We live under the pretense of a two-party political system while reality dictates there are many political viewpoints and some are diametrically opposed. The Republican Party has three major divisions: establishment conservatism, further right and more hard-line advocates, aka the Tea Party, and the religious right, which is religion-bound and bible-oriented. Sometimes these divisions in the Republican Party overlap in their agendas, but often they do not. Under duress they can be manipulated from within their own ranks to coalesce for some purpose, e.g., beat Hillary, but in actuality they are distinct and differing in their political views and the kind of government and civil society they want.

The Democratic Party professes to hold both an establishment wing and a progressive, also called liberal, faction. These divisions are deepening and to a degree that it’s suggested each faction grows increasingly disaffected with the other. This is not new in this party, but it is currently more pronounced. Like the Republican Party, the Democratic Party will join ranks to defeat a common foe.

All other political parties have been frozen out of the mix by the wiles of the two behemoth parties, which are private companies, not government entities. But the question here is: For how long are the citizens of this nation going to pretend that we all fall into two parties despite the obvious untruth of that? It’s akin to “don’t ask, don’t tell” – a lie we have to tell ourselves in order to get along. But lies will always be defeated when the truth of reality steps in. It’s time for a big truth bath.

We, the people, do not all fit within a narrow, confining and arbitrary two-party system despite being conditioned to believe this is a superior configuration. In fact  most of the world’s other nations have multi-party systems with proportional political representation more reflective of its citizenry. Other political, civic and economic systems work just as well as ours and in some key respects better. For example: While it’s true that the U.S. is the most militarily powerful country on Earth and has the highest GDP, it does not have the highest per capita standard of living, the best healthcare system, the lowest mortality rate or the best educational system.
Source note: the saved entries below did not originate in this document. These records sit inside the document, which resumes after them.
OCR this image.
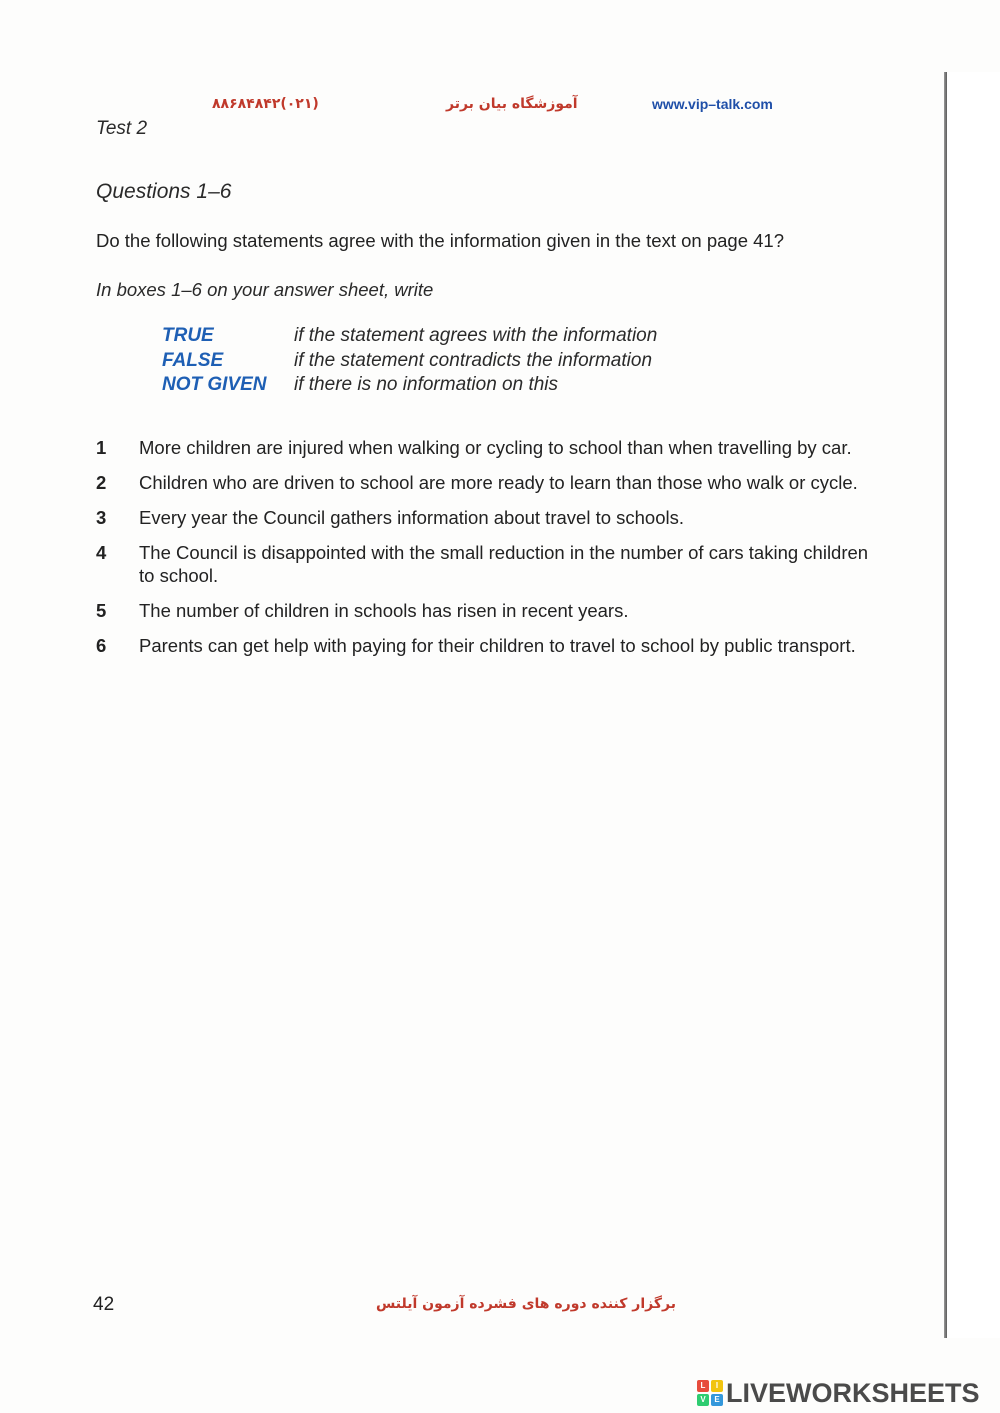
(۰۲۱)۸۸۶۸۴۸۴۲	آموزشگاه بیان برتر	www.vip–talk.com
Test 2
Questions 1–6
Do the following statements agree with the information given in the text on page 41?
In boxes 1–6 on your answer sheet, write
TRUE	if the statement agrees with the information
FALSE	if the statement contradicts the information
NOT GIVEN if there is no information on this
1 More children are injured when walking or cycling to school than when travelling by car.
2 Children who are driven to school are more ready to learn than those who walk or cycle.
3 Every year the Council gathers information about travel to schools.
4 The Council is disappointed with the small reduction in the number of cars taking children to school.
5 The number of children in schools has risen in recent years.
6 Parents can get help with paying for their children to travel to school by public transport.
42	برگزار کننده دوره های فشرده آزمون آیلتس
L	I
V	E LIVEWORKSHEETS
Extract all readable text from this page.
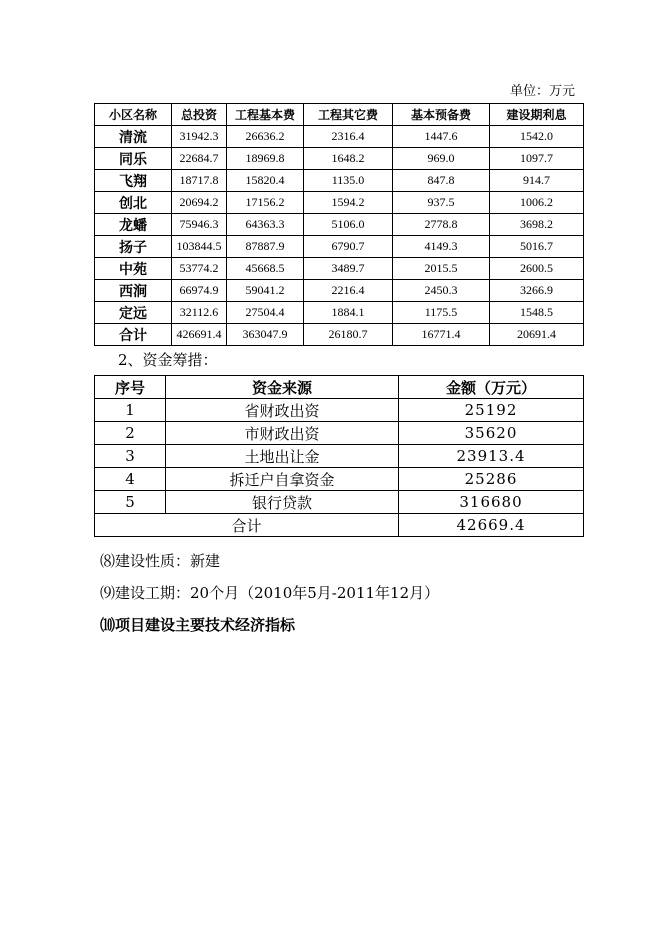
单位：万元
小区名称	总投资	工程基本费	工程其它费	基本预备费	建设期利息
清流	31942.3	26636.2	2316.4	1447.6	1542.0
同乐	22684.7	18969.8	1648.2	969.0	1097.7
飞翔	18717.8	15820.4	1135.0	847.8	914.7
创北	20694.2	17156.2	1594.2	937.5	1006.2
龙蟠	75946.3	64363.3	5106.0	2778.8	3698.2
扬子	103844.5	87887.9	6790.7	4149.3	5016.7
中苑	53774.2	45668.5	3489.7	2015.5	2600.5
西涧	66974.9	59041.2	2216.4	2450.3	3266.9
定远	32112.6	27504.4	1884.1	1175.5	1548.5
合计	426691.4	363047.9	26180.7	16771.4	20691.4
2、资金筹措：
序号	资金来源	金额（万元）
1	省财政出资	25192
2	市财政出资	35620
3	土地出让金	23913.4
4	拆迁户自拿资金	25286
5	银行贷款	316680
合计		42669.4
⑻建设性质：新建
⑼建设工期：20个月（2010年5月-2011年12月）
⑽项目建设主要技术经济指标
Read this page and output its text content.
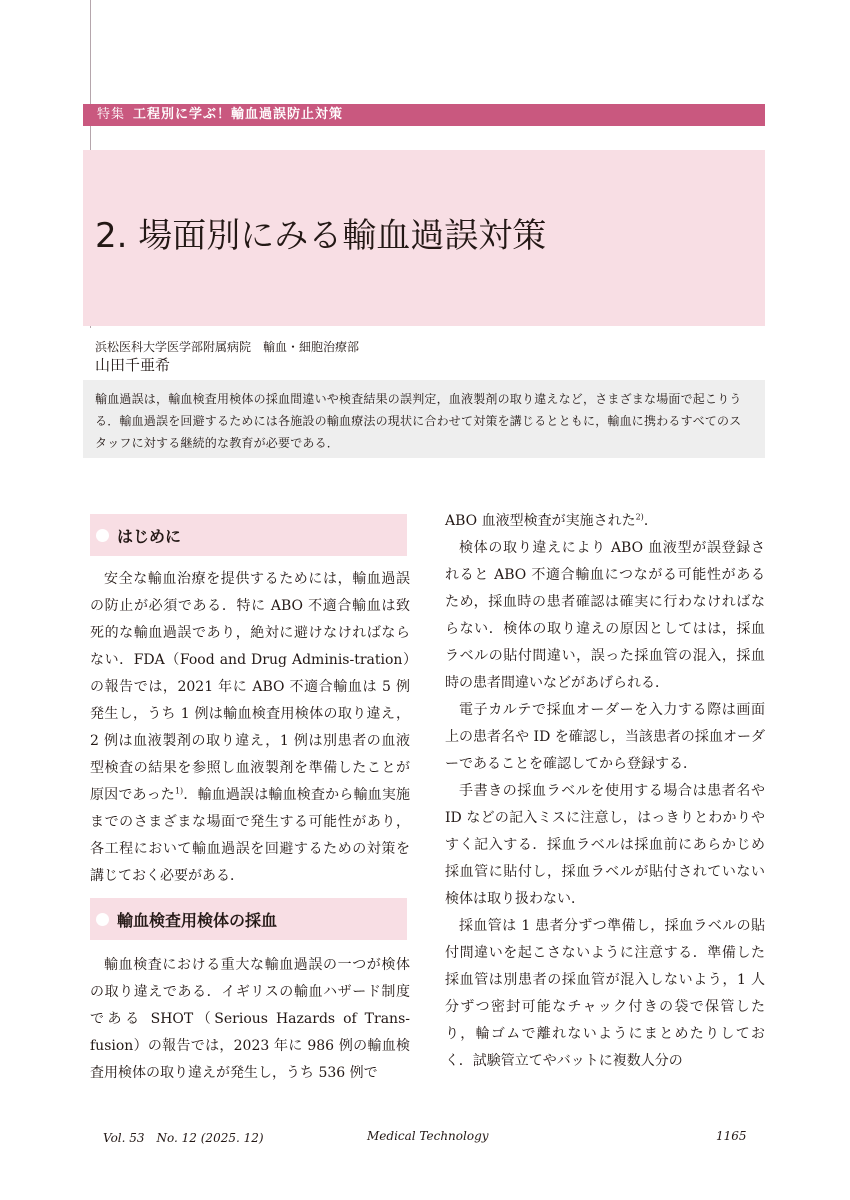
特集 工程別に学ぶ！輸血過誤防止対策
2. 場面別にみる輸血過誤対策
浜松医科大学医学部附属病院　輸血・細胞治療部
山田千亜希
輸血過誤は，輸血検査用検体の採血間違いや検査結果の誤判定，血液製剤の取り違えなど，さまざまな場面で起こりう
る．輸血過誤を回避するためには各施設の輸血療法の現状に合わせて対策を講じるとともに，輸血に携わるすべてのス
タッフに対する継続的な教育が必要である．
はじめに

安全な輸血治療を提供するためには，輸血過誤の防止が必須である．特に ABO 不適合輸血は致死的な輸血過誤であり，絶対に避けなければならない．FDA（Food and Drug Adminis-tration）の報告では，2021 年に ABO 不適合輸血は 5 例発生し，うち 1 例は輸血検査用検体の取り違え，2 例は血液製剤の取り違え，1 例は別患者の血液型検査の結果を参照し血液製剤を準備したことが原因であった$^{1)}$．輸血過誤は輸血検査から輸血実施までのさまざまな場面で発生する可能性があり，各工程において輸血過誤を回避するための対策を講じておく必要がある．

輸血検査における重大な輸血過誤の一つが検体の取り違えである．イギリスの輸血ハザード制度である SHOT（Serious Hazards of Trans-fusion）の報告では，2023 年に 986 例の輸血検査用検体の取り違えが発生し，うち 536 例で

輸血検査用検体の採血

ABO 血液型検査が実施された$^{2)}$．

検体の取り違えにより ABO 血液型が誤登録されると ABO 不適合輸血につながる可能性があるため，採血時の患者確認は確実に行わなければならない．検体の取り違えの原因としてはは，採血ラベルの貼付間違い，誤った採血管の混入，採血時の患者間違いなどがあげられる．

電子カルテで採血オーダーを入力する際は画面上の患者名や ID を確認し，当該患者の採血オーダーであることを確認してから登録する．

手書きの採血ラベルを使用する場合は患者名や ID などの記入ミスに注意し，はっきりとわかりやすく記入する．採血ラベルは採血前にあらかじめ採血管に貼付し，採血ラベルが貼付されていない検体は取り扱わない．

採血管は 1 患者分ずつ準備し，採血ラベルの貼付間違いを起こさないように注意する．準備した採血管は別患者の採血管が混入しないよう，1 人分ずつ密封可能なチャック付きの袋で保管したり，輪ゴムで離れないようにまとめたりしておく．試験管立てやバットに複数人分の

Vol. 53　No. 12 (2025. 12)	Medical Technology	1165
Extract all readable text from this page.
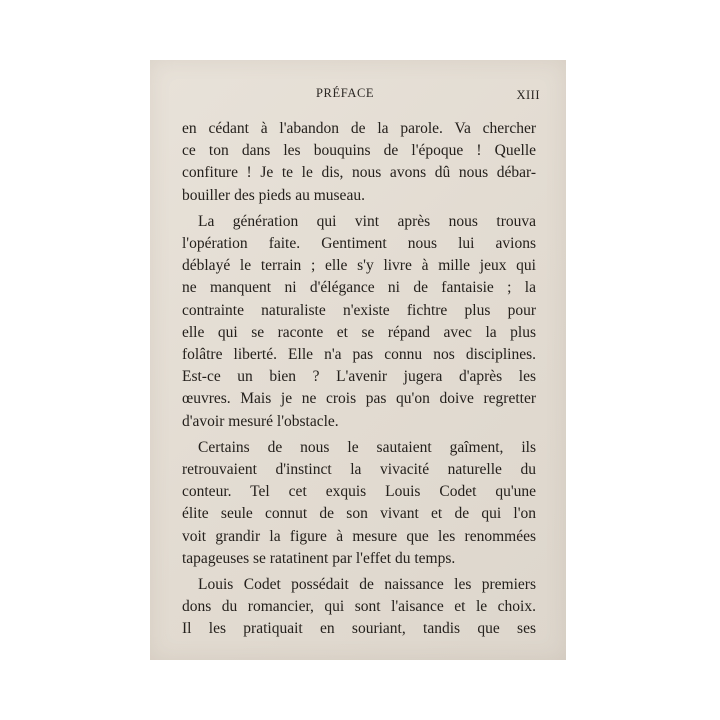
PRÉFACE	XIII
en cédant à l'abandon de la parole. Va chercher
ce ton dans les bouquins de l'époque ! Quelle
confiture ! Je te le dis, nous avons dû nous débar-
bouiller des pieds au museau.
La génération qui vint après nous trouva
l'opération faite. Gentiment nous lui avions
déblayé le terrain ; elle s'y livre à mille jeux qui
ne manquent ni d'élégance ni de fantaisie ; la
contrainte naturaliste n'existe fichtre plus pour
elle qui se raconte et se répand avec la plus
folâtre liberté. Elle n'a pas connu nos disciplines.
Est-ce un bien ? L'avenir jugera d'après les
œuvres. Mais je ne crois pas qu'on doive regretter
d'avoir mesuré l'obstacle.
Certains de nous le sautaient gaîment, ils
retrouvaient d'instinct la vivacité naturelle du
conteur. Tel cet exquis Louis Codet qu'une
élite seule connut de son vivant et de qui l'on
voit grandir la figure à mesure que les renommées
tapageuses se ratatinent par l'effet du temps.
Louis Codet possédait de naissance les premiers
dons du romancier, qui sont l'aisance et le choix.
Il les pratiquait en souriant, tandis que ses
There are other indices where the U.S. doesn’t stack up too well either. On the flip side it’s also feasible that a multi-party system would not function any better than the two-party form, but at minimum it would be a much truer picture of the reality in which we all reside. Then we could stop lying and pretending when we say we are in the You-Name-It Party when in many respects we differ with that party’s platform ideals.

Having a reflective and representative multi-party system is only one albeit significant change needed in American politics. Ridding politics of the influence of money, jettisoning the undemocratic, vestigial Electoral College, and regulating lobbying to render it transparent are even more important. But that’s for another July 4th proposition.